Is That a Bagworm?
Certain pests seem to show up the same time every year, and it is only a matter of time before we start getting calls on bagworms. These caterpillars can build up into large numbers very quickly. If bagworm populations are left unchecked, they can kill trees like Leyland cypress.
Bagworms are those half to 2-inch caterpillars that carry their home with them while they proceed to consume your tree. Bagworms make their bags out of silk and plant material from the tree they are feeding on. These bags often look like pine cones, only these pine cones move.
Most homeowners don’t want to know about the life cycle of pests like bagworms, but in this case, it is important to know how the insect develops in order to control it. Bagworms overwinter as eggs with the caterpillars emerging in May or June, forming their bag as they feed. They will feed all summer and about August they will attach the bag to trees, fences or just about anything else they can crawl on to . Once they permanently attach themselves, they form a cocoon and become adults a short time later. These cocoons are very difficult to remove and will, most likely, have to be cut off.

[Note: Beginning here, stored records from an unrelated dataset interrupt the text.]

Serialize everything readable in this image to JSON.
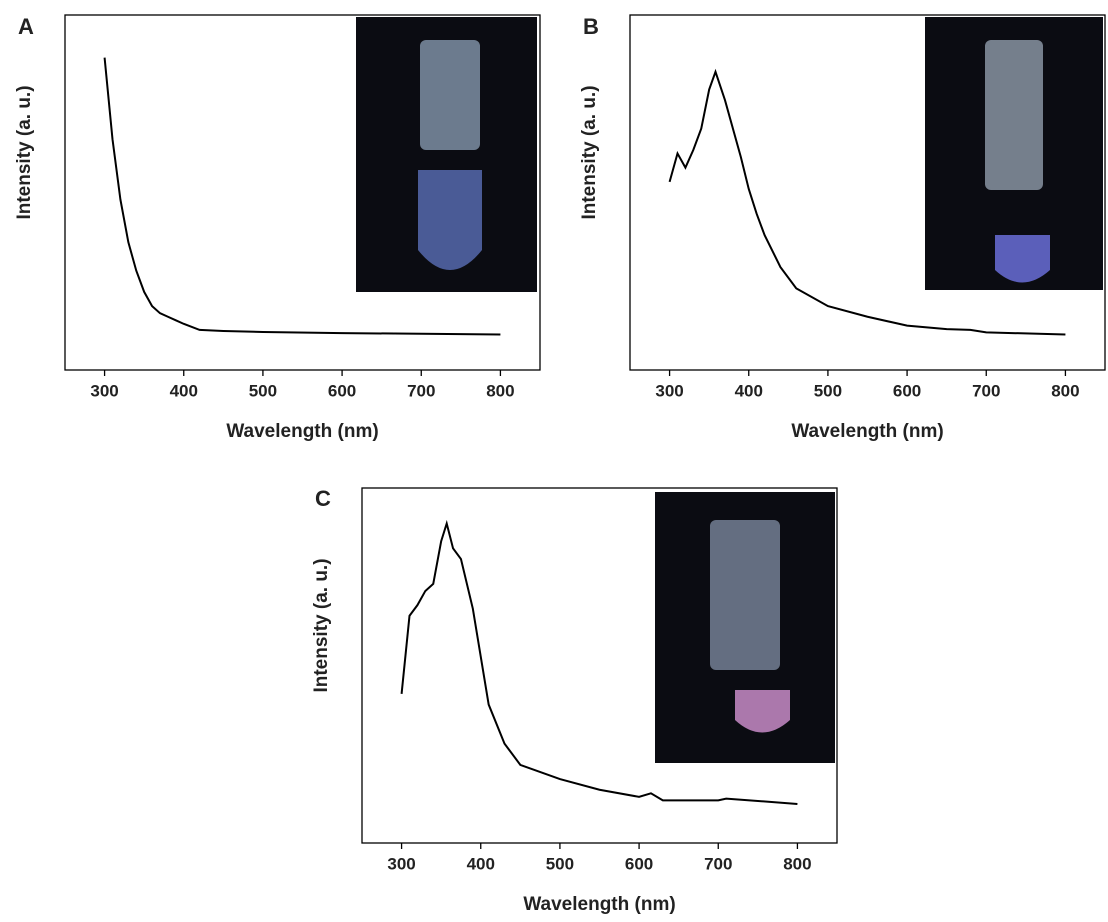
{
  "chart_data": [
    {
      "type": "line",
      "panel_label": "A",
      "xlabel": "Wavelength (nm)",
      "ylabel": "Intensity (a. u.)",
      "xlim": [
        250,
        850
      ],
      "xticks": [
        300,
        400,
        500,
        600,
        700,
        800
      ],
      "ylim": [
        0,
        100
      ],
      "series": [
        {
          "color": "#000000",
          "x": [
            300,
            310,
            320,
            330,
            340,
            350,
            360,
            370,
            380,
            390,
            400,
            420,
            450,
            500,
            600,
            700,
            800
          ],
          "values": [
            88,
            65,
            48,
            36,
            28,
            22,
            18,
            16,
            15,
            14,
            13,
            11.3,
            11,
            10.7,
            10.4,
            10.2,
            10
          ]
        }
      ]
    },
    {
      "type": "line",
      "panel_label": "B",
      "xlabel": "Wavelength (nm)",
      "ylabel": "Intensity (a. u.)",
      "xlim": [
        250,
        850
      ],
      "xticks": [
        300,
        400,
        500,
        600,
        700,
        800
      ],
      "ylim": [
        0,
        100
      ],
      "series": [
        {
          "color": "#000000",
          "x": [
            300,
            310,
            320,
            330,
            340,
            350,
            358,
            370,
            380,
            390,
            400,
            410,
            420,
            440,
            460,
            500,
            550,
            600,
            650,
            680,
            700,
            800
          ],
          "values": [
            53,
            61,
            57,
            62,
            68,
            79,
            84,
            76,
            68,
            60,
            51,
            44,
            38,
            29,
            23,
            18,
            15,
            12.5,
            11.5,
            11.3,
            10.6,
            10
          ]
        }
      ]
    },
    {
      "type": "line",
      "panel_label": "C",
      "xlabel": "Wavelength (nm)",
      "ylabel": "Intensity (a. u.)",
      "xlim": [
        250,
        850
      ],
      "xticks": [
        300,
        400,
        500,
        600,
        700,
        800
      ],
      "ylim": [
        0,
        100
      ],
      "series": [
        {
          "color": "#000000",
          "x": [
            300,
            310,
            320,
            330,
            340,
            350,
            357,
            365,
            375,
            390,
            410,
            430,
            450,
            500,
            550,
            600,
            615,
            630,
            700,
            710,
            800
          ],
          "values": [
            42,
            64,
            67,
            71,
            73,
            85,
            90,
            83,
            80,
            66,
            39,
            28,
            22,
            18,
            15,
            13,
            14,
            12,
            12,
            12.5,
            11
          ]
        }
      ]
    }
  ]
}
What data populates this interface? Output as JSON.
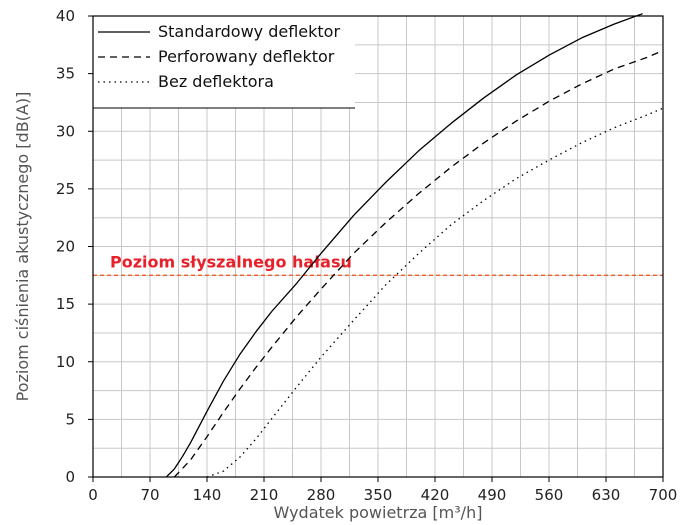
{
  "chart_data": {
    "type": "line",
    "xlabel": "Wydatek powietrza [m³/h]",
    "ylabel": "Poziom ciśnienia akustycznego [dB(A)]",
    "xlim": [
      0,
      700
    ],
    "ylim": [
      0,
      40
    ],
    "x_ticks": [
      0,
      70,
      140,
      210,
      280,
      350,
      420,
      490,
      560,
      630,
      700
    ],
    "y_ticks": [
      0,
      5,
      10,
      15,
      20,
      25,
      30,
      35,
      40
    ],
    "grid": true,
    "legend_position": "top-left",
    "threshold": {
      "label": "Poziom słyszalnego hałasu",
      "y": 17.5,
      "color": "#e8602a",
      "label_color": "#e8202a"
    },
    "series": [
      {
        "name": "Standardowy deflektor",
        "style": "solid",
        "color": "#000000",
        "x": [
          90,
          100,
          110,
          120,
          140,
          160,
          180,
          200,
          220,
          250,
          280,
          320,
          360,
          400,
          440,
          480,
          520,
          560,
          600,
          640,
          675
        ],
        "y": [
          0,
          0.7,
          1.8,
          3.0,
          5.7,
          8.3,
          10.6,
          12.6,
          14.4,
          16.8,
          19.4,
          22.7,
          25.6,
          28.3,
          30.7,
          32.9,
          34.9,
          36.6,
          38.1,
          39.3,
          40.2
        ]
      },
      {
        "name": "Perforowany deflektor",
        "style": "dashed",
        "color": "#000000",
        "x": [
          100,
          120,
          140,
          160,
          180,
          200,
          220,
          250,
          280,
          320,
          360,
          400,
          440,
          480,
          520,
          560,
          600,
          640,
          680,
          700
        ],
        "y": [
          0,
          1.5,
          3.5,
          5.6,
          7.6,
          9.5,
          11.3,
          13.9,
          16.3,
          19.4,
          22.1,
          24.6,
          26.9,
          29.0,
          30.9,
          32.6,
          34.1,
          35.4,
          36.4,
          37.0
        ]
      },
      {
        "name": "Bez deflektora",
        "style": "dotted",
        "color": "#000000",
        "x": [
          140,
          160,
          180,
          200,
          220,
          250,
          280,
          320,
          360,
          400,
          440,
          480,
          520,
          560,
          600,
          640,
          680,
          700
        ],
        "y": [
          0,
          0.5,
          1.7,
          3.3,
          5.1,
          7.8,
          10.4,
          13.6,
          16.7,
          19.4,
          21.9,
          24.0,
          25.9,
          27.5,
          29.0,
          30.3,
          31.4,
          32.0
        ]
      }
    ]
  }
}
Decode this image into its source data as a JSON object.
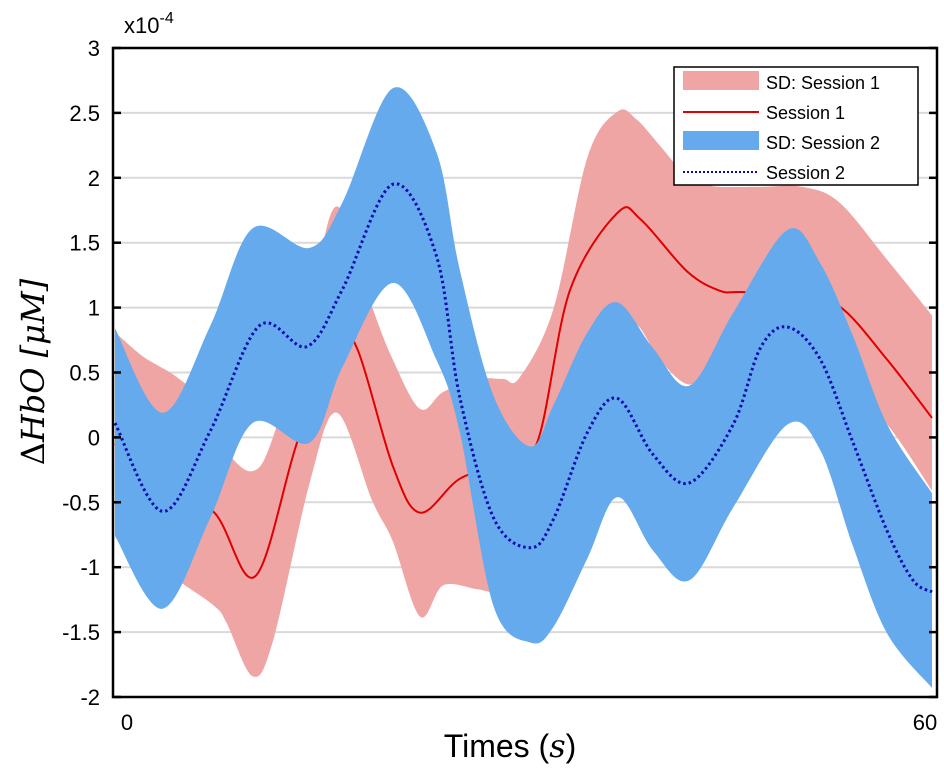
{
  "chart_data": {
    "type": "area",
    "title": "",
    "xlabel_main": "Times (",
    "xlabel_var": "s",
    "xlabel_close": ")",
    "ylabel_delta": "Δ",
    "ylabel_var": "HbO",
    "ylabel_unit": " [μM]",
    "y_multiplier_base": "x10",
    "y_multiplier_exp": "-4",
    "xlim": [
      0,
      60
    ],
    "ylim": [
      -2,
      3
    ],
    "xticks": [
      0,
      60
    ],
    "xtick_labels": [
      "0",
      "60"
    ],
    "yticks": [
      3,
      2.5,
      2,
      1.5,
      1,
      0.5,
      0,
      -0.5,
      -1,
      -1.5,
      -2
    ],
    "ytick_labels": [
      "3",
      "2.5",
      "2",
      "1.5",
      "1",
      "0.5",
      "0",
      "-0.5",
      "-1",
      "-1.5",
      "-2"
    ],
    "grid": "horizontal",
    "legend_position": "top-right",
    "legend": [
      "SD: Session 1",
      "Session 1",
      "SD: Session 2",
      "Session 2"
    ],
    "colors": {
      "sd1": "#f0a5a5",
      "s1": "#e00000",
      "sd2": "#65aaec",
      "s2": "#0a0ab0"
    },
    "bands": [
      {
        "name": "SD: Session 1",
        "x": [
          0,
          2.1,
          4.6,
          7.3,
          8.2,
          10.1,
          11.6,
          14.3,
          16.3,
          18.9,
          20.4,
          22.4,
          24.1,
          26.6,
          28.5,
          29.7,
          32.2,
          34.7,
          36.9,
          38.3,
          40.0,
          42.0,
          43.5,
          44.4,
          47.4,
          50.5,
          53.2,
          56.7,
          60
        ],
        "upper": [
          0.81,
          0.62,
          0.46,
          0.2,
          -0.1,
          -0.26,
          0.0,
          1.0,
          1.78,
          1.0,
          0.6,
          0.22,
          0.35,
          0.45,
          0.45,
          0.46,
          0.99,
          2.16,
          2.51,
          2.45,
          2.25,
          2.01,
          1.95,
          1.93,
          1.93,
          1.93,
          1.81,
          1.37,
          0.94
        ],
        "lower": [
          -0.76,
          -0.9,
          -1.1,
          -1.3,
          -1.43,
          -1.84,
          -1.57,
          -0.35,
          0.19,
          -0.49,
          -0.8,
          -1.38,
          -1.14,
          -1.17,
          -1.19,
          -1.0,
          -0.5,
          0.3,
          0.8,
          0.87,
          0.6,
          0.41,
          0.49,
          0.55,
          0.6,
          0.55,
          0.45,
          0.1,
          -0.41
        ]
      },
      {
        "name": "SD: Session 2",
        "x": [
          0,
          3.5,
          7.0,
          10.1,
          14.3,
          16.7,
          20.4,
          23.6,
          25.3,
          27.8,
          30.5,
          32.2,
          34.7,
          36.9,
          39.5,
          42.2,
          45.4,
          49.4,
          51.8,
          54.2,
          56.7,
          60
        ],
        "upper": [
          0.84,
          0.19,
          0.86,
          1.61,
          1.46,
          1.81,
          2.69,
          2.2,
          1.3,
          0.32,
          -0.07,
          0.25,
          0.81,
          1.04,
          0.69,
          0.4,
          0.96,
          1.6,
          1.34,
          0.78,
          0.1,
          -0.43
        ],
        "lower": [
          -0.76,
          -1.32,
          -0.62,
          0.11,
          -0.04,
          0.54,
          1.19,
          0.6,
          0.05,
          -1.3,
          -1.58,
          -1.46,
          -0.93,
          -0.46,
          -0.87,
          -1.1,
          -0.54,
          0.1,
          -0.1,
          -0.84,
          -1.51,
          -1.93
        ]
      }
    ],
    "series": [
      {
        "name": "Session 1",
        "x": [
          0,
          3.5,
          7.3,
          10.3,
          13.4,
          16.3,
          17.8,
          20.4,
          22.4,
          25.3,
          28.5,
          31.0,
          33.4,
          36.9,
          38.6,
          42.0,
          44.4,
          46.0,
          50.0,
          53.2,
          56.7,
          60
        ],
        "y": [
          -0.05,
          -0.35,
          -0.58,
          -1.07,
          -0.03,
          0.75,
          0.68,
          -0.22,
          -0.58,
          -0.32,
          -0.2,
          -0.04,
          1.13,
          1.73,
          1.68,
          1.28,
          1.13,
          1.12,
          1.1,
          1.01,
          0.6,
          0.15
        ]
      },
      {
        "name": "Session 2",
        "x": [
          0,
          3.5,
          7.0,
          10.6,
          14.1,
          16.7,
          20.4,
          23.6,
          25.3,
          27.8,
          30.5,
          32.2,
          34.7,
          36.9,
          39.5,
          42.2,
          45.4,
          47.4,
          49.4,
          51.8,
          54.2,
          56.7,
          58.6,
          60
        ],
        "y": [
          0.11,
          -0.57,
          0.05,
          0.86,
          0.7,
          1.14,
          1.95,
          1.4,
          0.32,
          -0.62,
          -0.85,
          -0.63,
          0.04,
          0.3,
          -0.13,
          -0.35,
          0.1,
          0.69,
          0.85,
          0.6,
          -0.04,
          -0.72,
          -1.1,
          -1.19
        ]
      }
    ]
  }
}
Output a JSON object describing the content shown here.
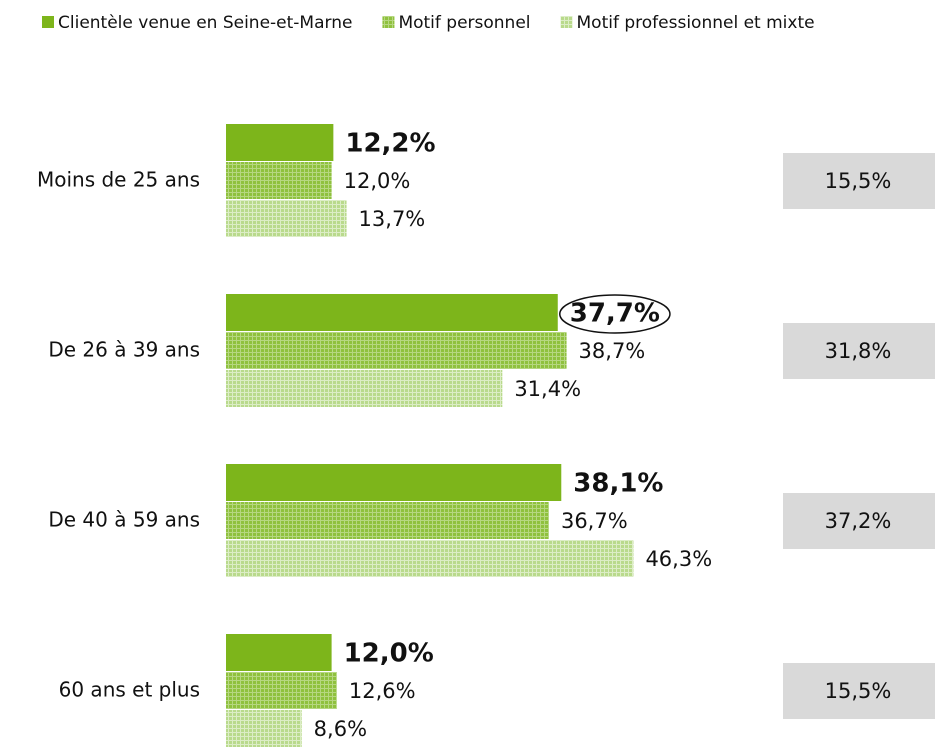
{
  "chart_data": {
    "type": "hbar",
    "categories": [
      "Moins de 25 ans",
      "De 26 à 39 ans",
      "De 40 à 59 ans",
      "60 ans et plus"
    ],
    "series": [
      {
        "name": "Clientèle venue en Seine-et-Marne",
        "color": "#7db51b",
        "pattern": "solid",
        "values": [
          12.2,
          37.7,
          38.1,
          12.0
        ],
        "value_labels": [
          "12,2%",
          "37,7%",
          "38,1%",
          "12,0%"
        ]
      },
      {
        "name": "Motif personnel",
        "color": "#8fc13e",
        "pattern": "grid",
        "values": [
          12.0,
          38.7,
          36.7,
          12.6
        ],
        "value_labels": [
          "12,0%",
          "38,7%",
          "36,7%",
          "12,6%"
        ]
      },
      {
        "name": "Motif professionnel et mixte",
        "color": "#b9da8c",
        "pattern": "grid",
        "values": [
          13.7,
          31.4,
          46.3,
          8.6
        ],
        "value_labels": [
          "13,7%",
          "31,4%",
          "46,3%",
          "8,6%"
        ]
      }
    ],
    "side_values": [
      15.5,
      31.8,
      37.2,
      15.5
    ],
    "side_value_labels": [
      "15,5%",
      "31,8%",
      "37,2%",
      "15,5%"
    ],
    "highlights": [
      {
        "series": 2,
        "index": 2,
        "color": "#e0301e"
      }
    ],
    "circled": [
      {
        "series": 0,
        "index": 1
      }
    ]
  }
}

Along with Leyland cypress, juniper and spruce seem to be favored hosts for bagworms, but no tree is completely immune. Defoliation by bagworms will, at least, weaken the tree and, at worst, kill the tree. Homeowners have a couple of different options available to them when it comes to protecting their trees from bagworm damage.
Start looking for the tiny bags that will start forming this time of year. Picking them off the tree can be done very easily. The caterpillars inside the bag should be destroyed; otherwise they will crawl back to the tree if you just throw them down on the ground. If they are too numerous or they are out of reach, then insecticides like Sevin and Malathion are effective. Dipel or thuricide can be used for those gardeners who want an organic spray option.
The key to insecticide effectiveness is applying it while the worms are still feeding. Insecticides are also more effective on smaller caterpillars. Insecticides are no longer effective once the bag is closed to form the cocoon; then the only method left is the difficult task of cutting them off the tree.